Our study has several limitations. First, we do not know how many potential participants were reached by our email invitation; therefore, we cannot calculate a response rate. However, we were not seeking to generalize experiences, but rather to qualitatively explore previously unknown physician perspectives. Our results, then, are meant to inform further investigations. Although we received responses from across the country, we did have a high proportion of responders from New York, likely reflecting both the local efforts to reach potential participants, as well as the fact that New York City was the nation’s first epicenter and frontline physicians were facing many unknowns. We may have missed opportunities for richer insights with our online free-text response survey as compared to focus groups; the ability to include perspectives of physicians on the frontlines who may have been unable to make the time to participate in a focus group mitigates that limitation given the objective of our study.
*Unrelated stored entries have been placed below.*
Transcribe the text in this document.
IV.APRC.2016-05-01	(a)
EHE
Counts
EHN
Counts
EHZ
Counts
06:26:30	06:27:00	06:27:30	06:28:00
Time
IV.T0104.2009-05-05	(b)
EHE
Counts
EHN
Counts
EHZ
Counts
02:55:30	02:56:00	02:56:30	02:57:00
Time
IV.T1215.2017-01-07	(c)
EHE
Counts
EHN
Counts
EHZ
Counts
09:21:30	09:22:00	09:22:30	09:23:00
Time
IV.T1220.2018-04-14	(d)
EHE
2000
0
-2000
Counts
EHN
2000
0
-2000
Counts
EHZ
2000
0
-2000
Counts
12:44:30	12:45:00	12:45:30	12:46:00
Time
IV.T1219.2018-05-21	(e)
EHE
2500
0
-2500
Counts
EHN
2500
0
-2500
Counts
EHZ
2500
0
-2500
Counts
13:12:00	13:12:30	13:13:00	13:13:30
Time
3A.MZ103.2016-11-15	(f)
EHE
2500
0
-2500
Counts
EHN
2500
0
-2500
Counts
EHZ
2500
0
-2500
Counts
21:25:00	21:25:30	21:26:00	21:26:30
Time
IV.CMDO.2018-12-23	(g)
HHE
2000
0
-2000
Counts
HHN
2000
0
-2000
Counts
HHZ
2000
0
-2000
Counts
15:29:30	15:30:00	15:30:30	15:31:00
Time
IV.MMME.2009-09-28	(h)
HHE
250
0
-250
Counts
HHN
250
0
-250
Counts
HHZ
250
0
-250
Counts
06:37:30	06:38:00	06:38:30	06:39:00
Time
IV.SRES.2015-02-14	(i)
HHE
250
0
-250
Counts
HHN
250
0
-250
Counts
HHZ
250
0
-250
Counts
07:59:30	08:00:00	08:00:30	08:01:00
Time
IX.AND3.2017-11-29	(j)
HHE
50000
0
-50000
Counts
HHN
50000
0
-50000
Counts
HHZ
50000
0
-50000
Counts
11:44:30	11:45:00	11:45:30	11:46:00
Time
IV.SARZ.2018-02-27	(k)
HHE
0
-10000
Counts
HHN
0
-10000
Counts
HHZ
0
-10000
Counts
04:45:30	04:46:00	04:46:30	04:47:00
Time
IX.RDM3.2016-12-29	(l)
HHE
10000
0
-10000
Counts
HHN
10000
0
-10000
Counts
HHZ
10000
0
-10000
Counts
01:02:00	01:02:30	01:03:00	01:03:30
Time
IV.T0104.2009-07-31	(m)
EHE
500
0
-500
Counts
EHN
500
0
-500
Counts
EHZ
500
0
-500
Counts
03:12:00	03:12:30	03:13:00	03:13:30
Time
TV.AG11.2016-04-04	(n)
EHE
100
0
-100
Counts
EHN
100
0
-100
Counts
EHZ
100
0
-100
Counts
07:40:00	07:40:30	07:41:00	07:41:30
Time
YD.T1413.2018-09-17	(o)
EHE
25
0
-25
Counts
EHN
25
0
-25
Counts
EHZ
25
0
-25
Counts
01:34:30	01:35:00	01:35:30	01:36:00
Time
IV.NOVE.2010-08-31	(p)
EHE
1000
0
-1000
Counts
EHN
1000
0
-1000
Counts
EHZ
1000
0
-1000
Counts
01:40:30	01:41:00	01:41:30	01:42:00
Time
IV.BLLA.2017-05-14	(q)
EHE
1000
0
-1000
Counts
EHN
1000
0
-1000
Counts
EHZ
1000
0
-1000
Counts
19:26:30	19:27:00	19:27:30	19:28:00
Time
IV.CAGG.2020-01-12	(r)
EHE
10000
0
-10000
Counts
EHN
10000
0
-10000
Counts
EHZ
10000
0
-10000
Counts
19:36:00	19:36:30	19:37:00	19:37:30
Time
Finally, our responses were limited to the first wave of the COVID-19 pandemic in the USA, physician experiences and insights may have changed in subsequent waves.

CONCLUSION

It is unrealistic to think we will not have another pandemic within the span of our careers. Regardless, COVID-19 continues to reverberate across the globe as new variants arise. Our participants demonstrated the benefit of engaging frontline physicians as important stakeholders in institutional policy generation, evaluation, and revision; they highlighted challenges, successes, unintended consequences, and lessons learned in the first wave of the COVID-19 pandemic. There is much to be learned from the early COVID-19 pandemic crisis; our participants’ insights elucidate opportunities to examine institutional performance, effect policy change, and improve crisis management in order to better prepare for this and future pandemics.